La tentation est grande de comparer la situation au Nord à celle qui avait prévalu au Sud. Qu’en est-il en réalité ?
D’un côté, le Nord, avec Tripoli, en très grande majorité sunnite, vient d’être le théâtre de combats, sporadiques il est vrai mais prouvant néanmoins l’existence d’armes dans cette ville. Ces événements peuvent dégénérer à tout moment. Ils ne sont pas sans rappeler ce qui s’est passé à Nahr el-Bared. Avec la différence que cette fois-ci, la présence de l’armée ne paraît pas être souhaitée.
La présence armée des ces groupuscules extrémistes n’est pas désirée et n’est pas la bienvenue au Liban en général et dans cette région du Liban en particulier. Au nord tout comme à l’est du pays, nous n’avons pas un ennemi syrien, mais un voisin syrien.
Tout autre interprétation de cet état des choses n’est que manipulation et mensonge.
Qu’en est-il du Sud ?
Le Hezbollah, soutenu par l’Iran, est omniprésent et reconnu comme principal mouvement de résistance contre l’ennemi israélien aux côtés de l’armée régulière libanaise qui ne peut encore, à elle seule, représenter un réel poids dans le système de défense. Cette association a été reconnue utile et souhaitable par les autorités libanaises face à un ennemi surpuissant et alimenté à l’infini par les USA.
La politique expansionniste d’Israël s’aggrave sans pour autant apporter de réponse viable à la résolution théorique du problème palestinien, si tant est qu’il y a une volonté quelconque de le résoudre de la part de l’interlocuteur israélien.
L’occupation d’une petite partie du Liban illustre, si besoin est, cette politique expansionniste.
Pour le Hezbollah, le but et l’ennemi sont dès lors clairement désignés.
L’armée libanaise n’a pas vocation de renoncer à la moindre parcelle du territoire national. Tripoli ne saurait être une exception. L’armée doit pouvoir exercer son rôle en faisant régner l’ordre, même s’il faut pour cela utiliser la force. Et cela n’est pas négociable.
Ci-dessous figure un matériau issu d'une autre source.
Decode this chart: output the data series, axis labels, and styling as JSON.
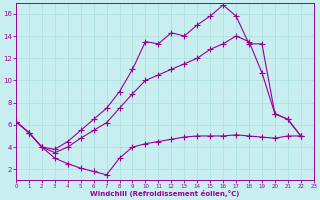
{
  "xlabel": "Windchill (Refroidissement éolien,°C)",
  "bg_color": "#c8eef0",
  "line_color": "#990099",
  "xlim": [
    0,
    23
  ],
  "ylim": [
    1.0,
    17.0
  ],
  "xticks": [
    0,
    1,
    2,
    3,
    4,
    5,
    6,
    7,
    8,
    9,
    10,
    11,
    12,
    13,
    14,
    15,
    16,
    17,
    18,
    19,
    20,
    21,
    22,
    23
  ],
  "yticks": [
    2,
    4,
    6,
    8,
    10,
    12,
    14,
    16
  ],
  "top_x": [
    0,
    1,
    2,
    3,
    4,
    5,
    6,
    7,
    8,
    9,
    10,
    11,
    12,
    13,
    14,
    15,
    16,
    17,
    18,
    19,
    20,
    21,
    22
  ],
  "top_y": [
    6.3,
    5.3,
    4.0,
    3.8,
    4.5,
    5.5,
    6.5,
    7.5,
    9.0,
    11.0,
    13.5,
    13.3,
    14.3,
    14.0,
    15.0,
    15.8,
    16.8,
    15.8,
    13.3,
    13.3,
    7.0,
    6.5,
    5.0
  ],
  "mid_x": [
    0,
    1,
    2,
    3,
    4,
    5,
    6,
    7,
    8,
    9,
    10,
    11,
    12,
    13,
    14,
    15,
    16,
    17,
    18,
    19,
    20,
    21,
    22
  ],
  "mid_y": [
    6.3,
    5.3,
    4.0,
    3.5,
    4.0,
    4.8,
    5.5,
    6.2,
    7.5,
    8.8,
    10.0,
    10.5,
    11.0,
    11.5,
    12.0,
    12.8,
    13.3,
    14.0,
    13.5,
    10.7,
    7.0,
    6.5,
    5.0
  ],
  "bot_x": [
    0,
    1,
    2,
    3,
    4,
    5,
    6,
    7,
    8,
    9,
    10,
    11,
    12,
    13,
    14,
    15,
    16,
    17,
    18,
    19,
    20,
    21,
    22
  ],
  "bot_y": [
    6.3,
    5.3,
    4.0,
    3.0,
    2.5,
    2.1,
    1.8,
    1.5,
    3.0,
    4.0,
    4.3,
    4.5,
    4.7,
    4.9,
    5.0,
    5.0,
    5.0,
    5.1,
    5.0,
    4.9,
    4.8,
    5.0,
    5.0
  ]
}
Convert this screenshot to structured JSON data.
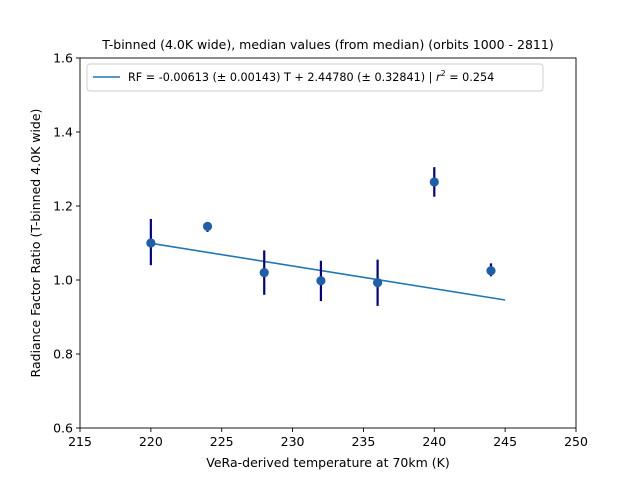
{
  "chart_data": {
    "type": "scatter",
    "title": "T-binned (4.0K wide), median values (from median) (orbits 1000 - 2811)",
    "xlabel": "VeRa-derived temperature at 70km (K)",
    "ylabel": "Radiance Factor Ratio (T-binned 4.0K wide)",
    "xlim": [
      215,
      250
    ],
    "ylim": [
      0.6,
      1.6
    ],
    "xticks": [
      215,
      220,
      225,
      230,
      235,
      240,
      245,
      250
    ],
    "yticks": [
      0.6,
      0.8,
      1.0,
      1.2,
      1.4,
      1.6
    ],
    "xtick_labels": [
      "215",
      "220",
      "225",
      "230",
      "235",
      "240",
      "245",
      "250"
    ],
    "ytick_labels": [
      "0.6",
      "0.8",
      "1.0",
      "1.2",
      "1.4",
      "1.6"
    ],
    "grid": false,
    "legend_position": "top-left",
    "legend": {
      "fit_label_prefix": "RF = -0.00613 (± 0.00143) T + 2.44780 (± 0.32841) | ",
      "r_symbol": "r",
      "r_power": "2",
      "fit_label_suffix": " = 0.254"
    },
    "points": [
      {
        "x": 220,
        "y": 1.1,
        "err_low": 1.04,
        "err_high": 1.165
      },
      {
        "x": 224,
        "y": 1.145,
        "err_low": 1.13,
        "err_high": 1.155
      },
      {
        "x": 228,
        "y": 1.02,
        "err_low": 0.96,
        "err_high": 1.08
      },
      {
        "x": 232,
        "y": 0.998,
        "err_low": 0.943,
        "err_high": 1.052
      },
      {
        "x": 236,
        "y": 0.993,
        "err_low": 0.93,
        "err_high": 1.055
      },
      {
        "x": 240,
        "y": 1.265,
        "err_low": 1.225,
        "err_high": 1.305
      },
      {
        "x": 244,
        "y": 1.025,
        "err_low": 1.01,
        "err_high": 1.045
      }
    ],
    "fit_line": {
      "slope": -0.00613,
      "intercept": 2.4478,
      "x_start": 220,
      "x_end": 245
    },
    "colors": {
      "marker": "#1f5fa8",
      "errorbar": "#00008b",
      "fit": "#1f77b4"
    }
  }
}
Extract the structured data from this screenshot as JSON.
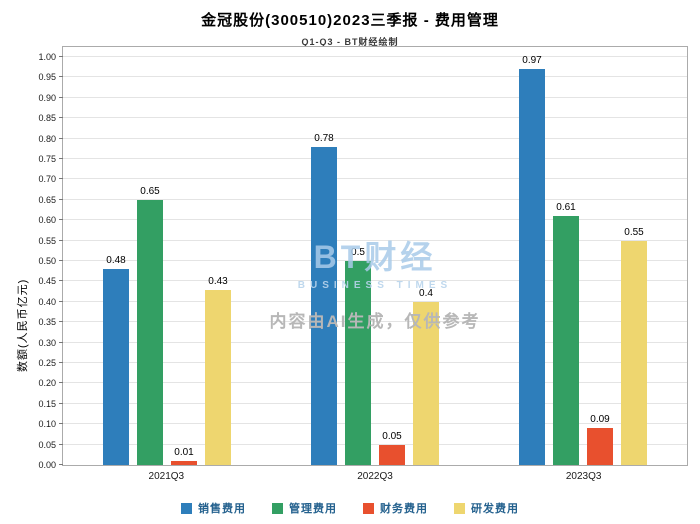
{
  "header": {
    "title": "金冠股份(300510)2023三季报 - 费用管理",
    "subtitle": "Q1-Q3 - BT财经绘制"
  },
  "watermark": {
    "logo_text": "BT财经",
    "logo_subtext": "BUSINESS TIMES",
    "disclaimer": "内容由AI生成，仅供参考"
  },
  "chart_data": {
    "type": "bar",
    "title": "金冠股份(300510)2023三季报 - 费用管理",
    "subtitle": "Q1-Q3 - BT财经绘制",
    "categories": [
      "2021Q3",
      "2022Q3",
      "2023Q3"
    ],
    "series": [
      {
        "name": "销售费用",
        "color": "#2e7ebb",
        "values": [
          0.48,
          0.78,
          0.97
        ]
      },
      {
        "name": "管理费用",
        "color": "#339f63",
        "values": [
          0.65,
          0.5,
          0.61
        ]
      },
      {
        "name": "财务费用",
        "color": "#e8502e",
        "values": [
          0.01,
          0.05,
          0.09
        ]
      },
      {
        "name": "研发费用",
        "color": "#eed66f",
        "values": [
          0.43,
          0.4,
          0.55
        ]
      }
    ],
    "xlabel": "",
    "ylabel": "数额(人民币亿元)",
    "ylim": [
      0,
      1.0
    ],
    "ytick_step": 0.05,
    "grid": true,
    "legend_position": "bottom"
  }
}
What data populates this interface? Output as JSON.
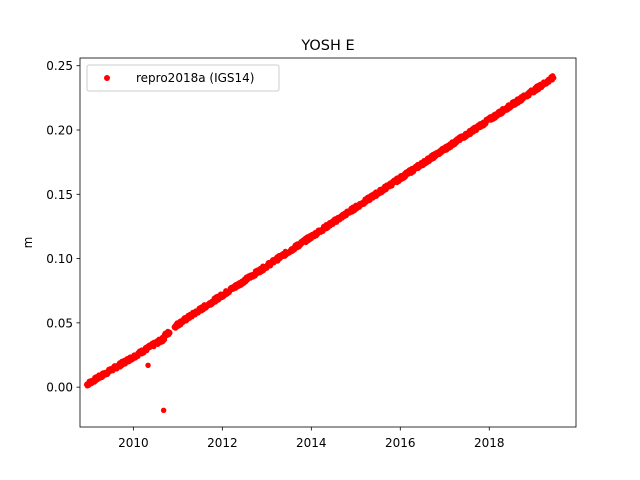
{
  "chart_data": {
    "type": "scatter",
    "title": "YOSH E",
    "xlabel": "",
    "ylabel": "m",
    "xlim": [
      2008.8,
      2019.95
    ],
    "ylim": [
      -0.031,
      0.256
    ],
    "xticks": [
      2010,
      2012,
      2014,
      2016,
      2018
    ],
    "yticks": [
      0.0,
      0.05,
      0.1,
      0.15,
      0.2,
      0.25
    ],
    "ytick_labels": [
      "0.00",
      "0.05",
      "0.10",
      "0.15",
      "0.20",
      "0.25"
    ],
    "grid": false,
    "legend_position": "top-left",
    "series": [
      {
        "name": "repro2018a (IGS14)",
        "color": "#ff0000",
        "marker": "circle",
        "segments": [
          {
            "x_start": 2008.95,
            "x_end": 2010.7,
            "y_start": 0.002,
            "y_end": 0.038
          },
          {
            "x_start": 2010.7,
            "x_end": 2010.82,
            "y_start": 0.04,
            "y_end": 0.043
          },
          {
            "x_start": 2010.92,
            "x_end": 2019.45,
            "y_start": 0.047,
            "y_end": 0.241
          }
        ],
        "outliers": [
          {
            "x": 2010.33,
            "y": 0.017
          },
          {
            "x": 2010.68,
            "y": -0.018
          }
        ]
      }
    ]
  }
}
Si les autorités libanaises autorisent ce qui ne doit pas l’être, ne nous étonnons pas alors des conséquences fâcheuses de tels actes qui ne présageront rien de bon ni pour Tripoli, ni pour le Nord, ni pour Beyrouth, ni pour le Sud.
Le souvenir de 1975 doit être présent dans nos mémoires pour éviter de sombrer à nouveau dans des combats qui ne nous concernent pas.
Il est donc à souhaiter que le commandant en chef de l’armée, le ministre de la Défense, le Premier ministre et le président de la République ne perdent pas de vue le rôle et l’objectif de cette institution : éviter la guerre civile.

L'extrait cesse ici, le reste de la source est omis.